Laut dem Arbeitsschutzgesetz müssen Arbeitgeber zudem mögliche Gefahren für die physische und psychische Gesundheit ihrer Mitarbeiter analysieren. Davon ist auch das Homeoffice nicht ausgenommen. Über die gesetzlichen Rahmenbedingungen hinaus sollten Unternehmen ihre Mitarbeiter und Führungskräfte zum Beispiel mittels Schulungen befähigen, sich selbst vor Entgrenzung zu schützen. Schließlich sollten Arbeitgeber ihren Angestellten vertrauen können, dass diese im Homeoffice selbst für ihr Wohlergehen sorgen. In den Unternehmen müsse sich eine Kultur etablieren, in der es ausdrücklich erwünscht ist, dass sich Angestellte selbst Grenzen setzen und auch mal nicht erreichbar sind.
»Sich am Morgen anzuziehen, die Arbeitszeit einzuhalten, Pausen einzulegen und am Abend den Computer herunterzufahren, statt ihn nur zuzuklappen, kann helfen«
Anita Tisch
Doch Mitarbeiter haben ebenfalls die Möglichkeit, einer Entgrenzung gezielt entgegenzuwirken. Ein fester Arbeitsplatz zu Hause ist hilfreich. Darüber hinaus sollten sich Arbeitnehmer Routinen angewöhnen, um einen echten Arbeitsalltag herzustellen: »Sich am Morgen anzuziehen, die Arbeitszeit einzuhalten, Pausen einzulegen und am Abend den Computer herunterzufahren, statt ihn nur zuzuklappen, kann helfen«, sagt Tisch. Die eigene Erreichbarkeit den Kollegen gegenüber zu kommunizieren, sei auch sinnvoll. Der Kontakt zum Team sei ohnehin wichtig – allein schon, um nicht zu vereinsamen. Dettmers empfiehlt sogar, regelmäßige Telefonkonferenzen durchzuführen, um im Team darüber zu sprechen, wie es den Beteiligten geht, und um negativen Entwicklungen rechtzeitig vorzubeugen.
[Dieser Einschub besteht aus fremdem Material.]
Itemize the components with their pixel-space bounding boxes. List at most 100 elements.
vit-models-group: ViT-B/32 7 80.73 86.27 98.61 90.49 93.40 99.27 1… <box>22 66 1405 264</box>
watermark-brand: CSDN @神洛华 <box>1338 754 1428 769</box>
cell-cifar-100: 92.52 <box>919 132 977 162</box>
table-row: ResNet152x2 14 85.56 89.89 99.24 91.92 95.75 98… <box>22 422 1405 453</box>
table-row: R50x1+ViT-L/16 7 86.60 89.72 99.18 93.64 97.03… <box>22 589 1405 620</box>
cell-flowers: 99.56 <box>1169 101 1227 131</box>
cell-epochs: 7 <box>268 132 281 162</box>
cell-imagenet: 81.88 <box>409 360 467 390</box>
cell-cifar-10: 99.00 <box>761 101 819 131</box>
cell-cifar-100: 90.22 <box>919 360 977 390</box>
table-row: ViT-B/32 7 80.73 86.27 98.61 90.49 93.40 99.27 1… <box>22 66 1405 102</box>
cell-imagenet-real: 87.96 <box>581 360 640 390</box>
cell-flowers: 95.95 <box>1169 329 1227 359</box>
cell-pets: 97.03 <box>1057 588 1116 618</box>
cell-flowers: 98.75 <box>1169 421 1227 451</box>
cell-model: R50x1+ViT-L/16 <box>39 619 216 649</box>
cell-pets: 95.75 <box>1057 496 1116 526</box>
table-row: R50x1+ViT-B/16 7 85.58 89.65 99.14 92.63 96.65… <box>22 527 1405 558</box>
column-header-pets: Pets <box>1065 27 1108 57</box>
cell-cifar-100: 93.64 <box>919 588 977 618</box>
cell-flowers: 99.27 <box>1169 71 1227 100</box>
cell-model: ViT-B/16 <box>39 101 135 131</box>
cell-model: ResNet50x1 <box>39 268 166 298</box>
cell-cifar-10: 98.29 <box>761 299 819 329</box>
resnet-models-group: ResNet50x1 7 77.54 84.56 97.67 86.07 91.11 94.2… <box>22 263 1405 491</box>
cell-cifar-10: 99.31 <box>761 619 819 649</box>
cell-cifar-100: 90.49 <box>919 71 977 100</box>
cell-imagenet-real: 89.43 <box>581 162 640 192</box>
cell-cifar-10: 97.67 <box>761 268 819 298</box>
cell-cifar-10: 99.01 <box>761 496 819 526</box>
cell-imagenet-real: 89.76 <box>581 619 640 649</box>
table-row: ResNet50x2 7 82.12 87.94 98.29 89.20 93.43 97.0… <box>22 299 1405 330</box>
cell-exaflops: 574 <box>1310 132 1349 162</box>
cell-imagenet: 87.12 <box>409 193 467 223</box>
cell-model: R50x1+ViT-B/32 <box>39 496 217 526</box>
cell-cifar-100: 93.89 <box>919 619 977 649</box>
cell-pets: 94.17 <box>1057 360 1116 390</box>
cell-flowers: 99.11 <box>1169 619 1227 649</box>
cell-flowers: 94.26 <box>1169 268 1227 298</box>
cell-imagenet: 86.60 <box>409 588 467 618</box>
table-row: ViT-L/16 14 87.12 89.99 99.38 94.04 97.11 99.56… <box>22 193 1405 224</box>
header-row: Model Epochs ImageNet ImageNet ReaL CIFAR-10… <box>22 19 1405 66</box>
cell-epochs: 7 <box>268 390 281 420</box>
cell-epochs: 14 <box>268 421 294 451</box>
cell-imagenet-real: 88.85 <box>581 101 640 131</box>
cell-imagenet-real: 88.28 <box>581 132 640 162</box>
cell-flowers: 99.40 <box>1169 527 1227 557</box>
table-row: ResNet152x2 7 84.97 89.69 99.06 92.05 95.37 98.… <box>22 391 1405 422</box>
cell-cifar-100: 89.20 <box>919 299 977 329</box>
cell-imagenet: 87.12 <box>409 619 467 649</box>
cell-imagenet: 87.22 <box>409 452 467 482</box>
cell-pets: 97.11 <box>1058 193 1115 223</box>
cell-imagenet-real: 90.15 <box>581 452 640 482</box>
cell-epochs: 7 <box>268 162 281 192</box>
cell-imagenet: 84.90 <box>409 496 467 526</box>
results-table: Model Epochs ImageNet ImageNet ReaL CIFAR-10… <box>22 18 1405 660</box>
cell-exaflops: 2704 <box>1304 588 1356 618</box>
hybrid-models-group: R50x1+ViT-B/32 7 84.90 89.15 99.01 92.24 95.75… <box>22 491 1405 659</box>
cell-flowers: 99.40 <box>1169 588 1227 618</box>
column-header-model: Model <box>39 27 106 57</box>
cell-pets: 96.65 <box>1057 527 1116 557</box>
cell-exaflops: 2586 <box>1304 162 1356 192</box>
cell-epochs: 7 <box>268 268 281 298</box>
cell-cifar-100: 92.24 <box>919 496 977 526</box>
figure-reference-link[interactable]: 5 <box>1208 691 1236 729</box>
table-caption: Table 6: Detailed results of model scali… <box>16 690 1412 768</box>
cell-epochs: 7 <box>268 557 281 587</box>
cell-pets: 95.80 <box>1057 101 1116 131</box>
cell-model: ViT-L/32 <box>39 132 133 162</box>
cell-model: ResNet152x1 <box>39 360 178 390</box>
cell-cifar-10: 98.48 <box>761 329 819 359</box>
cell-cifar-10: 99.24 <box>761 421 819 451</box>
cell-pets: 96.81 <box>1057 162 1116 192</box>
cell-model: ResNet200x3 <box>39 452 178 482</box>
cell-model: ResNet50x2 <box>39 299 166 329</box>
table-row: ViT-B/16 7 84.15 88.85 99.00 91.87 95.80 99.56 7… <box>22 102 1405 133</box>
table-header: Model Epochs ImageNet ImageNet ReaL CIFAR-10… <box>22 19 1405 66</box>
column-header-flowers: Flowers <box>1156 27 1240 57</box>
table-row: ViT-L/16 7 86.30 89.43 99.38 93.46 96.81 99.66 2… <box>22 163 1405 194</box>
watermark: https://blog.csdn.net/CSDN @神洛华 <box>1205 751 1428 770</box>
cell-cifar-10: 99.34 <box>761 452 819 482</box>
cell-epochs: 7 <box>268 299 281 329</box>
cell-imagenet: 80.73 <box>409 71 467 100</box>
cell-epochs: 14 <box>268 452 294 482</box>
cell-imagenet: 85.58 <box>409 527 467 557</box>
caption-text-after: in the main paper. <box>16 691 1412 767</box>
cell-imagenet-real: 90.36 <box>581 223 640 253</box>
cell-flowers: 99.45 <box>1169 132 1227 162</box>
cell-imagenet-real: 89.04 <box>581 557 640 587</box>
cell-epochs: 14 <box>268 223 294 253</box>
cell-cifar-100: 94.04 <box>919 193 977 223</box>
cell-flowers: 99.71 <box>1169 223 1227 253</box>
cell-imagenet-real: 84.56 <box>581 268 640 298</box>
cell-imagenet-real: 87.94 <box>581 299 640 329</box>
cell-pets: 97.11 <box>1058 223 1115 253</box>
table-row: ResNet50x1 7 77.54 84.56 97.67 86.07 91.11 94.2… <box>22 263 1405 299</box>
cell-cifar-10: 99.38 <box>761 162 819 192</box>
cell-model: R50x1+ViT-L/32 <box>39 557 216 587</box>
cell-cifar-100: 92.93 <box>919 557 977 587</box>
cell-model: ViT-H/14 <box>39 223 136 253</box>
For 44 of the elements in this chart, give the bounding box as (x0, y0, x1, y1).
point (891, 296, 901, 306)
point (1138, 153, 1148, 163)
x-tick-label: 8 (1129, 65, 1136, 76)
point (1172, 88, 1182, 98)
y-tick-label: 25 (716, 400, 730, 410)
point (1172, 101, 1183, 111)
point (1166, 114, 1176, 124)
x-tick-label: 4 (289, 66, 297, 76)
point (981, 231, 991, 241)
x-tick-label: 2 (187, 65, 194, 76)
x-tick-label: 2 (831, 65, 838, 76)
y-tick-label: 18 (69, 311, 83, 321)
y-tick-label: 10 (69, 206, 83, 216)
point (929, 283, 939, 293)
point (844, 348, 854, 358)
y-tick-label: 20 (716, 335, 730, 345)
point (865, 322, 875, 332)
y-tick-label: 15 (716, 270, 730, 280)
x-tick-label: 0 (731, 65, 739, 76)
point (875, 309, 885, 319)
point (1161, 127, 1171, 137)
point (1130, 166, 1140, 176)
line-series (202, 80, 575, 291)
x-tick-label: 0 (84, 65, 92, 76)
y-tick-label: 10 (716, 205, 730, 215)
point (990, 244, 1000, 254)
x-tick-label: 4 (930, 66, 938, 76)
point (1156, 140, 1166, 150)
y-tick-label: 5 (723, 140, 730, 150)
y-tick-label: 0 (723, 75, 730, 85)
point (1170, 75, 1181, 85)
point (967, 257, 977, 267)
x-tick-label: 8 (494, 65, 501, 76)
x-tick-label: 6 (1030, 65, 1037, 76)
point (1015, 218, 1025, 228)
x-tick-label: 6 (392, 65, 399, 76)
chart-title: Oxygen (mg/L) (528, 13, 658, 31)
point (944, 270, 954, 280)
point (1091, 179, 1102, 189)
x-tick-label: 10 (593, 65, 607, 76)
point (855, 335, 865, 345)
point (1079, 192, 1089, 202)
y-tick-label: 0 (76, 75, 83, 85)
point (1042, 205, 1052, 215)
Wie die beiden selbst mit Entgrenzung umgehen? »Ich arbeite überwiegend im Büro«, sagt Anita Tisch. Sie bevorzuge einen stark segmentierten Alltag und meide das Homeoffice wenn möglich. Jan Dettmers, der bereits vor der Coronakrise regelmäßig daheim gearbeitet hat, sagt: »Ich habe Familie. Da kommen Anforderungen auf einen zu, die dazu zwingen, die Arbeit rechtzeitig abzuschließen.« Die Familie kann dem beruflichen Alltag also auch Grenzen setzen.